What are the side effects of "it's not x, it's y"? Imagine it as an opcode on some abstract fuzzy Human Machine. If the value in 'it' register is x, set to y.

LLMs basically just figured out that it works (via reward signal in training), so they spam it all the time any time they want to update the reader. Presumably there's also some in-context estimator of whether it will work for _this_ particular context as well.

I've written about this before, but it's just meta-signaling. If you squint hard at most LLM output you'll see that it's always filled with this crap, and always the update branch is aligned such that it's the kind of thing that would get reward.

That is, the deeper structure LLMs actually use is closer to: It's not <low reward thing>, it's <high reward thing>.

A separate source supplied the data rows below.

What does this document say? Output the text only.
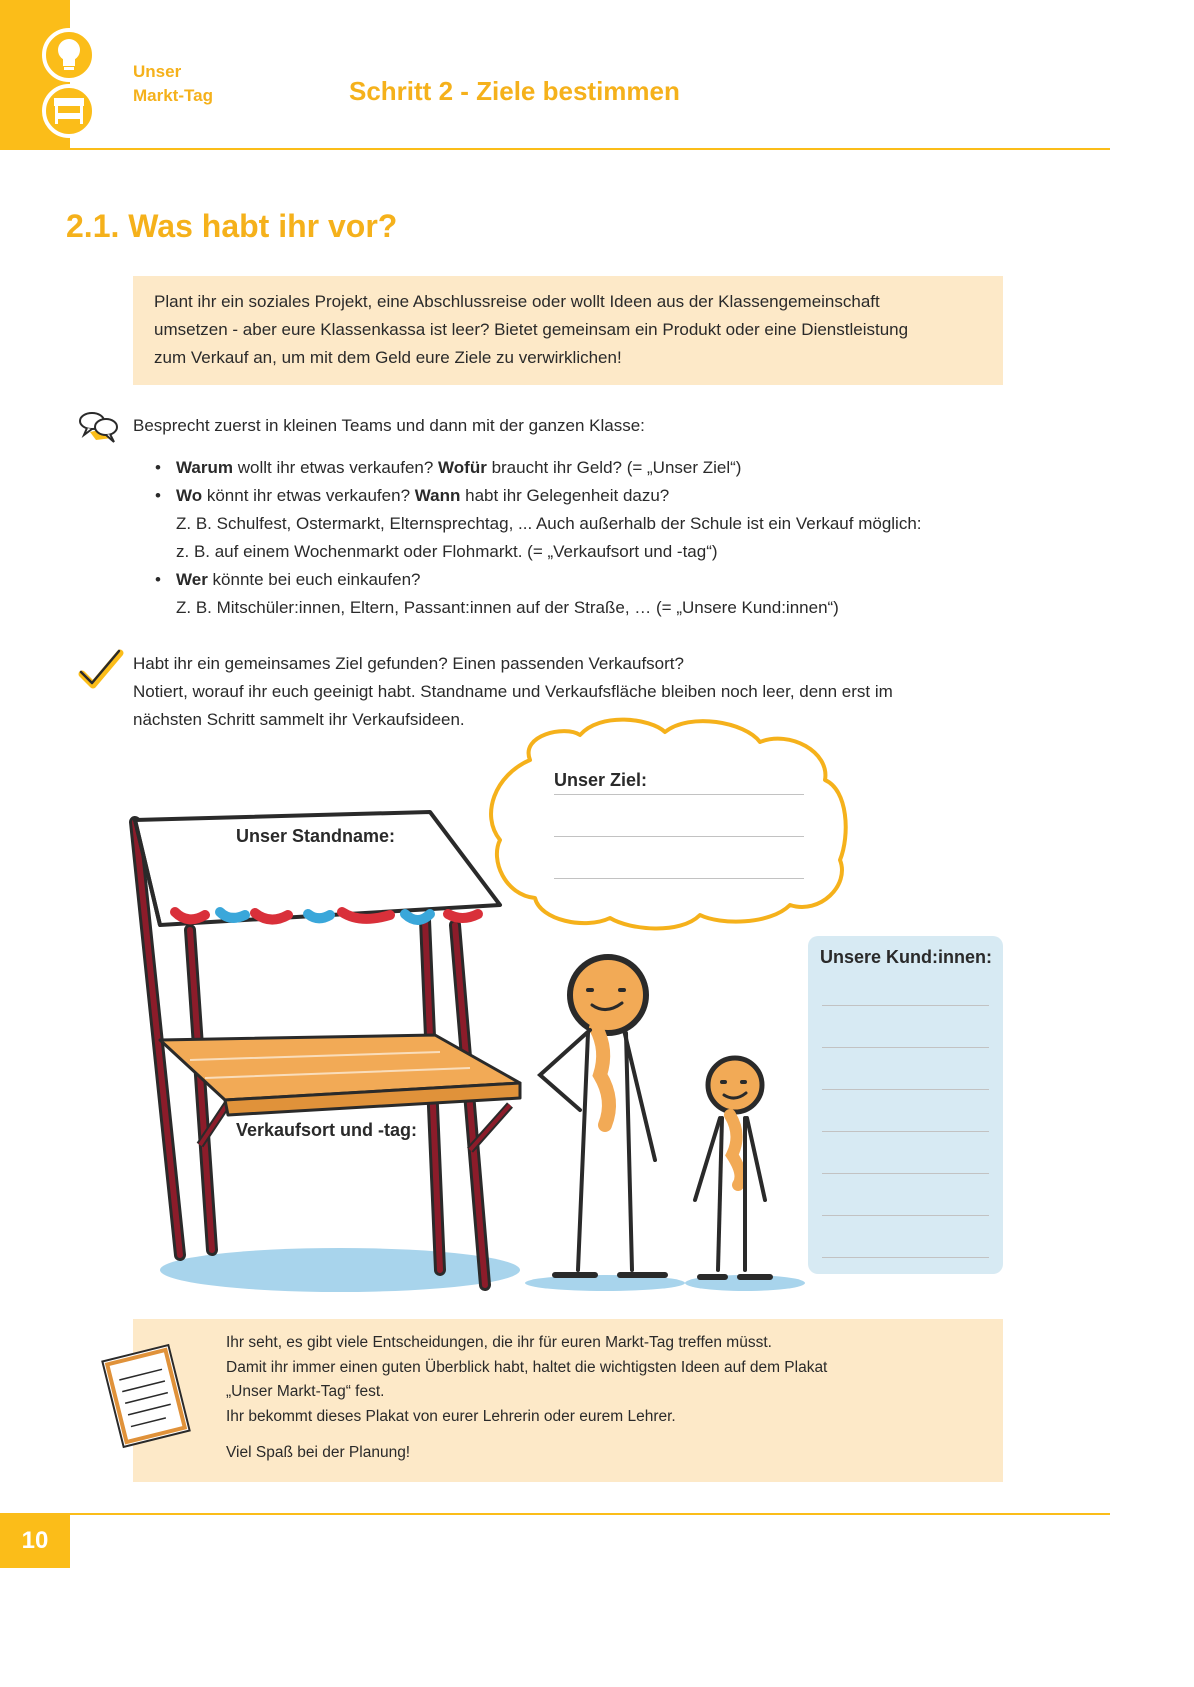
Unser
Markt-Tag	Schritt 2 - Ziele bestimmen
2.1. Was habt ihr vor?

Plant ihr ein soziales Projekt, eine Abschlussreise oder wollt Ideen aus der Klassengemeinschaft

umsetzen - aber eure Klassenkassa ist leer? Bietet gemeinsam ein Produkt oder eine Dienstleistung

zum Verkauf an, um mit dem Geld eure Ziele zu verwirklichen!

Besprecht zuerst in kleinen Teams und dann mit der ganzen Klasse:
• Warum wollt ihr etwas verkaufen? Wofür braucht ihr Geld? (= „Unser Ziel“)
• Wo könnt ihr etwas verkaufen? Wann habt ihr Gelegenheit dazu?
Z. B. Schulfest, Ostermarkt, Elternsprechtag, ... Auch außerhalb der Schule ist ein Verkauf möglich:
z. B. auf einem Wochenmarkt oder Flohmarkt. (= „Verkaufsort und -tag“)
• Wer könnte bei euch einkaufen?
Z. B. Mitschüler:innen, Eltern, Passant:innen auf der Straße, … (= „Unsere Kund:innen“)
Habt ihr ein gemeinsames Ziel gefunden? Einen passenden Verkaufsort?
Notiert, worauf ihr euch geeinigt habt. Standname und Verkaufsfläche bleiben noch leer, denn erst im
nächsten Schritt sammelt ihr Verkaufsideen.
Unser Ziel:
Unser Standname:
Verkaufsort und -tag:
Unsere Kund:innen:
Ihr seht, es gibt viele Entscheidungen, die ihr für euren Markt-Tag treffen müsst.
Damit ihr immer einen guten Überblick habt, haltet die wichtigsten Ideen auf dem Plakat
„Unser Markt-Tag“ fest.
Ihr bekommt dieses Plakat von eurer Lehrerin oder eurem Lehrer.
Viel Spaß bei der Planung!
10
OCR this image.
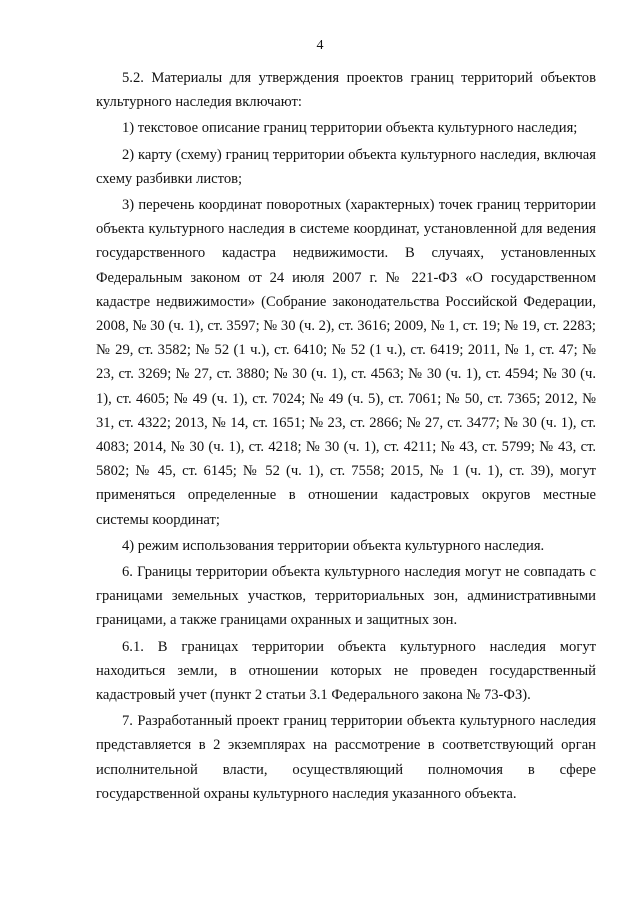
4

5.2. Материалы для утверждения проектов границ территорий объектов культурного наследия включают:

1) текстовое описание границ территории объекта культурного наследия;

2) карту (схему) границ территории объекта культурного наследия, включая схему разбивки листов;

3) перечень координат поворотных (характерных) точек границ территории объекта культурного наследия в системе координат, установленной для ведения государственного кадастра недвижимости. В случаях, установленных Федеральным законом от 24 июля 2007 г. № 221-ФЗ «О государственном кадастре недвижимости» (Собрание законодательства Российской Федерации, 2008, № 30 (ч. 1), ст. 3597; № 30 (ч. 2), ст. 3616; 2009, № 1, ст. 19; № 19, ст. 2283; № 29, ст. 3582; № 52 (1 ч.), ст. 6410; № 52 (1 ч.), ст. 6419; 2011, № 1, ст. 47; № 23, ст. 3269; № 27, ст. 3880; № 30 (ч. 1), ст. 4563; № 30 (ч. 1), ст. 4594; № 30 (ч. 1), ст. 4605; № 49 (ч. 1), ст. 7024; № 49 (ч. 5), ст. 7061; № 50, ст. 7365; 2012, № 31, ст. 4322; 2013, № 14, ст. 1651; № 23, ст. 2866; № 27, ст. 3477; № 30 (ч. 1), ст. 4083; 2014, № 30 (ч. 1), ст. 4218; № 30 (ч. 1), ст. 4211; № 43, ст. 5799; № 43, ст. 5802; № 45, ст. 6145; № 52 (ч. 1), ст. 7558; 2015, № 1 (ч. 1), ст. 39), могут применяться определенные в отношении кадастровых округов местные системы координат;

4) режим использования территории объекта культурного наследия.

6. Границы территории объекта культурного наследия могут не совпадать с границами земельных участков, территориальных зон, административными границами, а также границами охранных и защитных зон.

6.1. В границах территории объекта культурного наследия могут находиться земли, в отношении которых не проведен государственный кадастровый учет (пункт 2 статьи 3.1 Федерального закона № 73-ФЗ).

7. Разработанный проект границ территории объекта культурного наследия представляется в 2 экземплярах на рассмотрение в соответствующий орган исполнительной власти, осуществляющий полномочия в сфере государственной охраны культурного наследия указанного объекта.
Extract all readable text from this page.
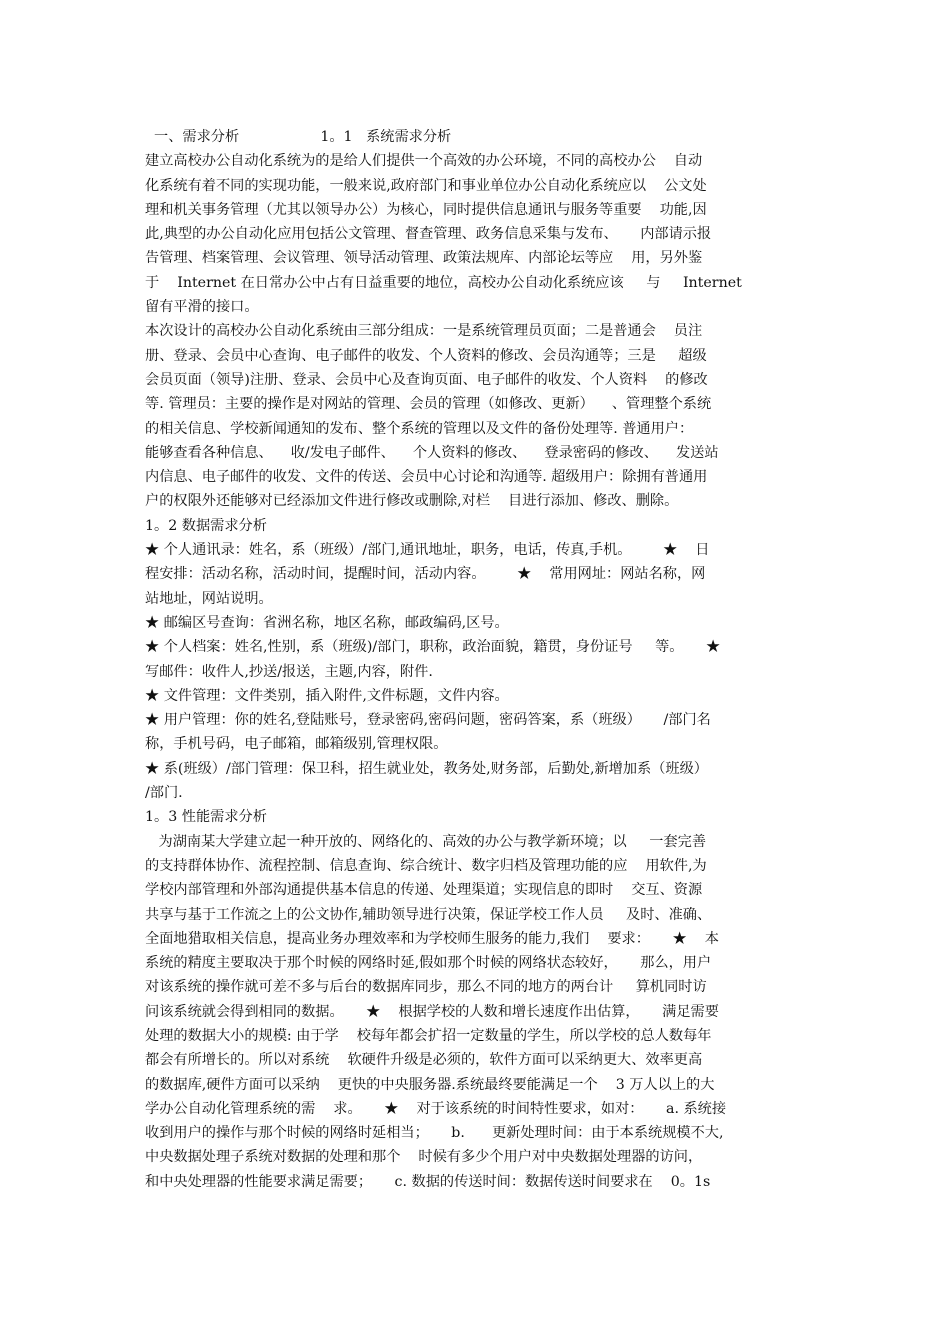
一、需求分析                  1。1   系统需求分析
建立高校办公自动化系统为的是给人们提供一个高效的办公环境，不同的高校办公    自动
化系统有着不同的实现功能，一般来说,政府部门和事业单位办公自动化系统应以    公文处
理和机关事务管理（尤其以领导办公）为核心，同时提供信息通讯与服务等重要    功能,因
此,典型的办公自动化应用包括公文管理、督查管理、政务信息采集与发布、     内部请示报
告管理、档案管理、会议管理、领导活动管理、政策法规库、内部论坛等应    用，另外鉴
于    Internet 在日常办公中占有日益重要的地位，高校办公自动化系统应该     与     Internet
留有平滑的接口。
本次设计的高校办公自动化系统由三部分组成：一是系统管理员页面；二是普通会    员注
册、登录、会员中心查询、电子邮件的收发、个人资料的修改、会员沟通等；三是     超级
会员页面（领导)注册、登录、会员中心及查询页面、电子邮件的收发、个人资料    的修改
等. 管理员：主要的操作是对网站的管理、会员的管理（如修改、更新）    、管理整个系统
的相关信息、学校新闻通知的发布、整个系统的管理以及文件的备份处理等. 普通用户：
能够查看各种信息、    收/发电子邮件、    个人资料的修改、    登录密码的修改、    发送站
内信息、电子邮件的收发、文件的传送、会员中心讨论和沟通等. 超级用户：除拥有普通用
户的权限外还能够对已经添加文件进行修改或删除,对栏    目进行添加、修改、删除。
1。2 数据需求分析
★ 个人通讯录：姓名，系（班级）/部门,通讯地址，职务，电话，传真,手机。       ★    日
程安排：活动名称，活动时间，提醒时间，活动内容。       ★    常用网址：网站名称，网
站地址，网站说明。
★ 邮编区号查询：省洲名称，地区名称，邮政编码,区号。
★ 个人档案：姓名,性别，系（班级)/部门，职称，政治面貌，籍贯，身份证号     等。     ★
写邮件：收件人,抄送/报送，主题,内容，附件.
★ 文件管理：文件类别，插入附件,文件标题，文件内容。
★ 用户管理：你的姓名,登陆账号，登录密码,密码问题，密码答案，系（班级）     /部门名
称，手机号码，电子邮箱，邮箱级别,管理权限。
★ 系(班级）/部门管理：保卫科，招生就业处，教务处,财务部，后勤处,新增加系（班级）
/部门.
1。3 性能需求分析
为湖南某大学建立起一种开放的、网络化的、高效的办公与教学新环境；以     一套完善
的支持群体协作、流程控制、信息查询、综合统计、数字归档及管理功能的应    用软件,为
学校内部管理和外部沟通提供基本信息的传递、处理渠道；实现信息的即时    交互、资源
共享与基于工作流之上的公文协作,辅助领导进行决策，保证学校工作人员     及时、准确、
全面地猎取相关信息，提高业务办理效率和为学校师生服务的能力,我们    要求：     ★    本
系统的精度主要取决于那个时候的网络时延,假如那个时候的网络状态较好，     那么，用户
对该系统的操作就可差不多与后台的数据库同步，那么不同的地方的两台计     算机同时访
问该系统就会得到相同的数据。     ★    根据学校的人数和增长速度作出估算，     满足需要
处理的数据大小的规模: 由于学    校每年都会扩招一定数量的学生，所以学校的总人数每年
都会有所增长的。所以对系统    软硬件升级是必须的，软件方面可以采纳更大、效率更高
的数据库,硬件方面可以采纳    更快的中央服务器.系统最终要能满足一个    3 万人以上的大
学办公自动化管理系统的需    求。     ★    对于该系统的时间特性要求，如对：     a. 系统接
收到用户的操作与那个时候的网络时延相当；     b.      更新处理时间：由于本系统规模不大,
中央数据处理子系统对数据的处理和那个    时候有多少个用户对中央数据处理器的访问，
和中央处理器的性能要求满足需要；     c. 数据的传送时间：数据传送时间要求在    0。1s
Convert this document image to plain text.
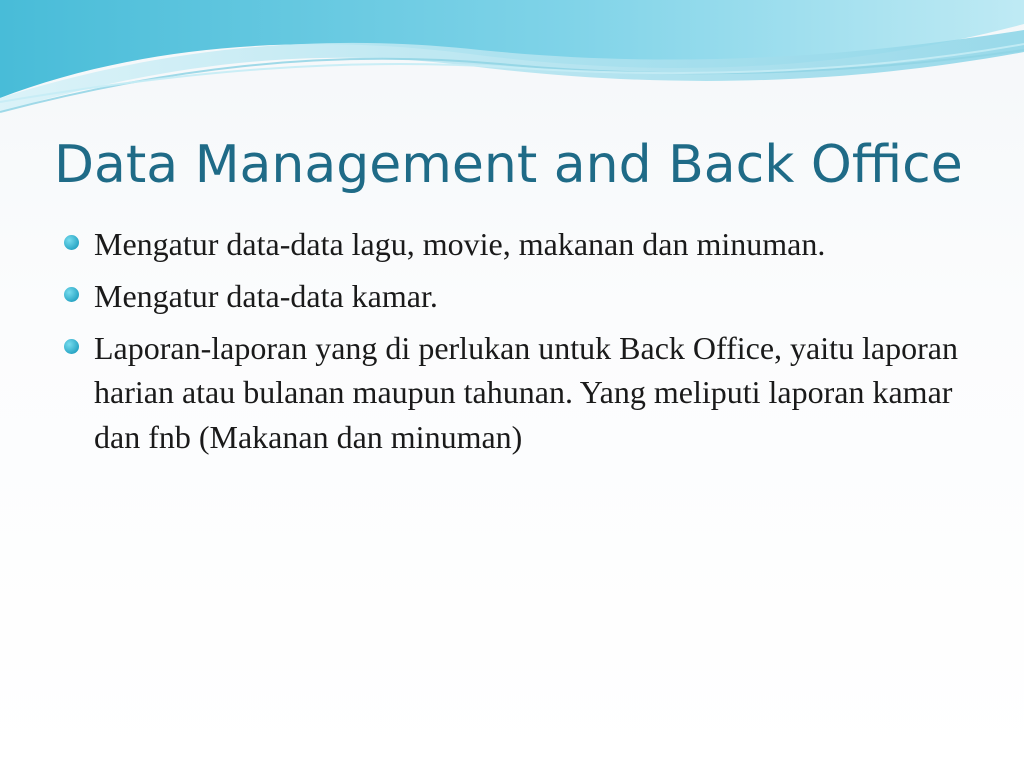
Data Management and Back Office
Mengatur data-data lagu, movie, makanan dan minuman.
Mengatur data-data kamar.
Laporan-laporan yang di perlukan untuk Back Office, yaitu laporan harian atau bulanan maupun tahunan. Yang meliputi laporan kamar dan fnb (Makanan dan minuman)
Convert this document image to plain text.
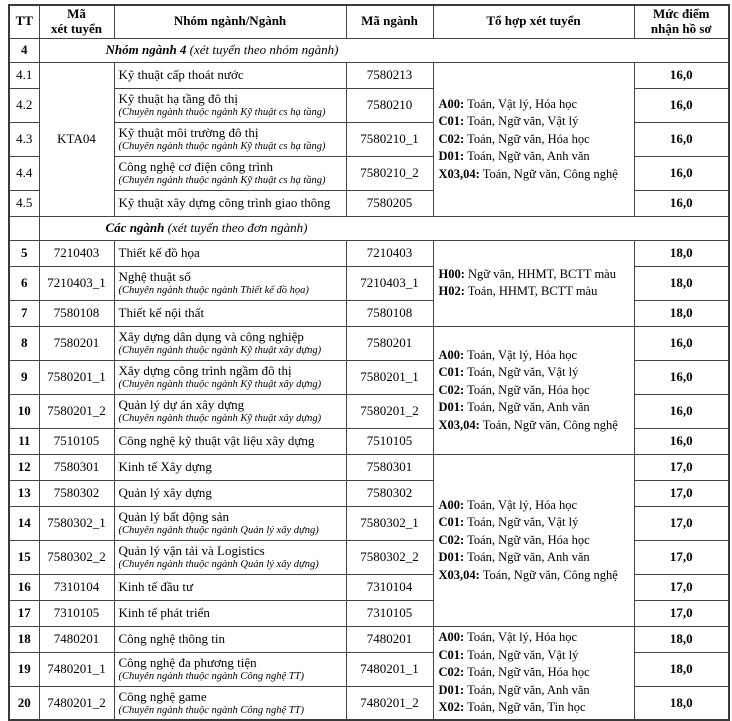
TT	Mã
xét tuyển	Nhóm ngành/Ngành	Mã ngành	Tổ hợp xét tuyển	Mức điểm
nhận hồ sơ
4	Nhóm ngành 4 (xét tuyển theo nhóm ngành)				
4.1	KTA04	Kỹ thuật cấp thoát nước	7580213	A00: Toán, Vật lý, Hóa học
C01: Toán, Ngữ văn, Vật lý
C02: Toán, Ngữ văn, Hóa học
D01: Toán, Ngữ văn, Anh văn
X03,04: Toán, Ngữ văn, Công nghệ	16,0
4.2		Kỹ thuật hạ tầng đô thị
(Chuyên ngành thuộc ngành Kỹ thuật cs hạ tầng)	7580210		16,0
4.3		Kỹ thuật môi trường đô thị
(Chuyên ngành thuộc ngành Kỹ thuật cs hạ tầng)	7580210_1		16,0
4.4		Công nghệ cơ điện công trình
(Chuyên ngành thuộc ngành Kỹ thuật cs hạ tầng)	7580210_2		16,0
4.5		Kỹ thuật xây dựng công trình giao thông	7580205		16,0
	Các ngành (xét tuyển theo đơn ngành)				
5	7210403	Thiết kế đồ họa	7210403	H00: Ngữ văn, HHMT, BCTT màu
H02: Toán, HHMT, BCTT màu	18,0
6	7210403_1	Nghệ thuật số
(Chuyên ngành thuộc ngành Thiết kế đồ họa)	7210403_1		18,0
7	7580108	Thiết kế nội thất	7580108		18,0
8	7580201	Xây dựng dân dụng và công nghiệp
(Chuyên ngành thuộc ngành Kỹ thuật xây dựng)
	7580201	
A00: Toán, Vật lý, Hóa học
C01: Toán, Ngữ văn, Vật lý
C02: Toán, Ngữ văn, Hóa học
D01: Toán, Ngữ văn, Anh văn
X03,04: Toán, Ngữ văn, Công nghệ
	16,0
9	7580201_1	Xây dựng công trình ngầm đô thị
(Chuyên ngành thuộc ngành Kỹ thuật xây dựng)	7580201_1		16,0
10	7580201_2	Quản lý dự án xây dựng
(Chuyên ngành thuộc ngành Kỹ thuật xây dựng)	7580201_2		16,0
11	7510105	Công nghệ kỹ thuật vật liệu xây dựng	7510105		16,0
12	7580301	Kinh tế Xây dựng	7580301	A00: Toán, Vật lý, Hóa học
C01: Toán, Ngữ văn, Vật lý
C02: Toán, Ngữ văn, Hóa học
D01: Toán, Ngữ văn, Anh văn
X03,04: Toán, Ngữ văn, Công nghệ	17,0
13	7580302	Quản lý xây dựng	7580302		17,0
14	7580302_1	Quản lý bất động sản
(Chuyên ngành thuộc ngành Quản lý xây dựng)	7580302_1		17,0
15	7580302_2	Quản lý vận tải và Logistics
(Chuyên ngành thuộc ngành Quản lý xây dựng)	7580302_2		17,0
16	7310104	Kinh tế đầu tư	7310104		17,0
17	7310105	Kinh tế phát triển	7310105		17,0
18	7480201	Công nghệ thông tin	7480201	A00: Toán, Vật lý, Hóa học
C01: Toán, Ngữ văn, Vật lý
C02: Toán, Ngữ văn, Hóa học
D01: Toán, Ngữ văn, Anh văn
X02: Toán, Ngữ văn, Tin học	18,0
19	7480201_1	Công nghệ đa phương tiện
(Chuyên ngành thuộc ngành Công nghệ TT)	7480201_1		18,0
20	7480201_2	Công nghệ game
(Chuyên ngành thuộc ngành Công nghệ TT)	7480201_2		18,0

Now apply in-context learning so things that are high reward are things that the particular human considers good, and voila: you have a recipe for producing all the garbage you showed above. All it needs to do is figure out where your preferences are, and it has a highly effective way to garner reward from you, in the hypothetical scenario where you are the one providing training reward signal (which the LLM must assume, because inference is stateless in this sense).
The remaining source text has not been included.